Questions for Google Analytics: How many users were on my site?

Chip Oglesby bio photo By Chip Oglesby

There are a lot of really neat things that you can do with your Google Analytics data if you’re a Google Analytics Premium customer.

There are also times when you just want to ask your data questions without having a full-blown analysis in mind.

Recently I wanted to know “How many users are on my site at any given minute?”

Google Analytics does provide a real-time dashboard that you can monitor during special events, but since you can’t watch it 24/7/365, I thought it would be fun to run an analysis in BigQuery.

The GA export schema doesn’t provide you with a timestamp for each hit, so it’s something that we’ll need to calculate in our SQL query.

To calculate the timestamp for each hit, we’ll use visitStartTime and hits.time. The visitStartTime tell us the start time of each users session and hits.time will tell us the number of seconds after the visit start time when that hit occurs. Our formula will be: visitStartTime+hits.time/1000. This will convert our output to seconds which we will cast as an INT64 using SAFE_CAST, we’ll then convert that to TIMESTAMP_SECONDS and format it to minute using FORMAT_TIMESTAMP('%Y-%m-%dT%H:%M').

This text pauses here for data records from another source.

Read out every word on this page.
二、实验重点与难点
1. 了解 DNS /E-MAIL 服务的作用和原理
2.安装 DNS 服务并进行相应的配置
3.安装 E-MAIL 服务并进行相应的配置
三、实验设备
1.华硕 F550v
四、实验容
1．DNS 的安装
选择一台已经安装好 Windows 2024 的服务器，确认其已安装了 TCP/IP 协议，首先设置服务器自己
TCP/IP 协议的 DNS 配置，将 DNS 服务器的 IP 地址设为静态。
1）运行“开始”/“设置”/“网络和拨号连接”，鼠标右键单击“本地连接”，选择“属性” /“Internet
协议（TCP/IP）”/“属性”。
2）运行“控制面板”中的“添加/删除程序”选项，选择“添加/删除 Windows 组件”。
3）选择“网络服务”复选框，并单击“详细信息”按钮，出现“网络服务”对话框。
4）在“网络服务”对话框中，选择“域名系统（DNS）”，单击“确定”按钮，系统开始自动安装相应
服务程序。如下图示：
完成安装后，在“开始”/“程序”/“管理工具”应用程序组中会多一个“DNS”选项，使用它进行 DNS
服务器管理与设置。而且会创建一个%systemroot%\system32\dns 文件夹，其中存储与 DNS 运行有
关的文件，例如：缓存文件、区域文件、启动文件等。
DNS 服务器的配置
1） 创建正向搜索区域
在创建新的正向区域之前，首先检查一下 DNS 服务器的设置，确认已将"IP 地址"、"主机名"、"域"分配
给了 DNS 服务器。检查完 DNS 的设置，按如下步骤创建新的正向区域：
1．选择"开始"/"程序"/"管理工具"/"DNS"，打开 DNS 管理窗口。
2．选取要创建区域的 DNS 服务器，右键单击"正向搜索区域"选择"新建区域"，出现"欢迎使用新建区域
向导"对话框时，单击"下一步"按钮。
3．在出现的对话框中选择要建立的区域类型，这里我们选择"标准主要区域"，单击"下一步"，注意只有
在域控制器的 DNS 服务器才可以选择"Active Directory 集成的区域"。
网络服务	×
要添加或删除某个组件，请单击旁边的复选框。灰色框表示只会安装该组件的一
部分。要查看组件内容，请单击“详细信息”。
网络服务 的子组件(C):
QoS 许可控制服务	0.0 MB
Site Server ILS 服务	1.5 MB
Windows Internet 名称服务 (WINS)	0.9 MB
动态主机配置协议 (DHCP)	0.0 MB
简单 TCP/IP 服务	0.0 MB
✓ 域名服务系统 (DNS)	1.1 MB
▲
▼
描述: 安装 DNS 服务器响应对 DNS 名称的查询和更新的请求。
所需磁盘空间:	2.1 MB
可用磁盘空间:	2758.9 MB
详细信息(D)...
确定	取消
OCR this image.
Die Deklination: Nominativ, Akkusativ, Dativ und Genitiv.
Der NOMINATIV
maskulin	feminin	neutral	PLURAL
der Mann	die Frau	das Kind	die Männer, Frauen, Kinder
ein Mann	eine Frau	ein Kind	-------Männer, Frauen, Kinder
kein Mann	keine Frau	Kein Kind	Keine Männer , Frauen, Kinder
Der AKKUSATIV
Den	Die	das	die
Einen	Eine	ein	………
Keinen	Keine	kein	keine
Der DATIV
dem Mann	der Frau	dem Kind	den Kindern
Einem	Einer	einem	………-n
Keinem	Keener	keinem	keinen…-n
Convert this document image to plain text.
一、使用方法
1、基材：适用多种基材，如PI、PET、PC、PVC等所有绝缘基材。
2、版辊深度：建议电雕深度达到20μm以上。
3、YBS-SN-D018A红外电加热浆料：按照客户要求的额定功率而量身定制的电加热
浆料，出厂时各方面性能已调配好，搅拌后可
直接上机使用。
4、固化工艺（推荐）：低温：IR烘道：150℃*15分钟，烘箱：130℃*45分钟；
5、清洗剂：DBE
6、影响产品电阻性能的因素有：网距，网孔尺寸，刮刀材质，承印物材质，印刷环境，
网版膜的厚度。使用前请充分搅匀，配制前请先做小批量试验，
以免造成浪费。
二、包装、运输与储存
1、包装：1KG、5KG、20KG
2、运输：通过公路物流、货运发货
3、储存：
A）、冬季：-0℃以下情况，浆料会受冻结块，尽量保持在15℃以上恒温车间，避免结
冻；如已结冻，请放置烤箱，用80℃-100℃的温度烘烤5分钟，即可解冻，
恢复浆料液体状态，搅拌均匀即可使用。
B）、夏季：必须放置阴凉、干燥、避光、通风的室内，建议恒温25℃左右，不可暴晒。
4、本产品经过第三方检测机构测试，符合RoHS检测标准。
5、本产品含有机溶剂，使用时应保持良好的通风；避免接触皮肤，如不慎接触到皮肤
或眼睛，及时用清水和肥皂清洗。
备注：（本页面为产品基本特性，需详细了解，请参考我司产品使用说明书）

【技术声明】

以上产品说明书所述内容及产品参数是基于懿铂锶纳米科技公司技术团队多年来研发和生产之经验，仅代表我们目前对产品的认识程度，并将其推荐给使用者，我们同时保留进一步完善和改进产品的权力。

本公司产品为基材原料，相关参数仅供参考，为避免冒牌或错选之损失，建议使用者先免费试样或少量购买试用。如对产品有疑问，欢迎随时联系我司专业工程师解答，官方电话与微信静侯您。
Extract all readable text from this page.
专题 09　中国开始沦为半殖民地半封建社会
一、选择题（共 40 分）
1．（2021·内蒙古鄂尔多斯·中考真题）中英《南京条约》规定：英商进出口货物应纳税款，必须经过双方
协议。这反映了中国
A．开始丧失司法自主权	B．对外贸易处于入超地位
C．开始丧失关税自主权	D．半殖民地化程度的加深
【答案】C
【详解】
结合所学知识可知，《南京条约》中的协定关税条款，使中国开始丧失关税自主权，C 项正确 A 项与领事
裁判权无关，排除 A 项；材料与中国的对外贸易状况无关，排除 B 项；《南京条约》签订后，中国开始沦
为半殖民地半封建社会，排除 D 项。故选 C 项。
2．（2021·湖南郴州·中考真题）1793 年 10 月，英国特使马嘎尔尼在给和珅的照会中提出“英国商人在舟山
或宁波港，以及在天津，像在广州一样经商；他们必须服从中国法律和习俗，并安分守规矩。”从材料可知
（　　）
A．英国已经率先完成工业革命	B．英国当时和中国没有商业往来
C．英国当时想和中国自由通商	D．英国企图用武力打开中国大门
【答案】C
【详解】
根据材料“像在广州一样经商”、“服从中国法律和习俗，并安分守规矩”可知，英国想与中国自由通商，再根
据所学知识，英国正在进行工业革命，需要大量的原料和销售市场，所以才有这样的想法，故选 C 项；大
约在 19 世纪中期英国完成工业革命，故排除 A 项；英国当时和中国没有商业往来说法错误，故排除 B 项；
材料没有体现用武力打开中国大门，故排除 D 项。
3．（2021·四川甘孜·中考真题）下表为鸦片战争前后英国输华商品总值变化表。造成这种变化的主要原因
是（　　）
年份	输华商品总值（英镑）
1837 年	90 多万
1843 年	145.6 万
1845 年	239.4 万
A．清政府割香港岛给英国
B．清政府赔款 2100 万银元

With this calculation done, we can then do a count distinct of the fullVisitorId, grouping by the minuteTimestamp. If you want to scan all of your partitioned tables in bigQuery, we can simply use a wildcard operator *.

For faster results you could also order by userCount DESC and limit the results to 10.

The full query is below, you’ll just need to change the xxx values for your own table.

SELECT
  FORMAT_TIMESTAMP('%Y-%m-%dT%H:%M', 
  TIMESTAMP_SECONDS(SAFE_CAST(visitStartTime+hits.time/1000 AS INT64))) minuteTimestamp,
  COUNT(DISTINCT fullVisitorId) userCount
FROM
  `xxx.xxx.ga_sessions_2018*`,
  UNNEST(hits) hits
GROUP BY
  minuteTimestamp
ORDER BY
  userCount DESC
LIMIT
  10

If you want to take this further in R you could create a line chart of users by minute using tidyverse and lubridate to visualize your results.

How is this information useful? This information might be helpful to someone who is trying to figure out how many users your website could handle at any minute before it crashes from being overloaded.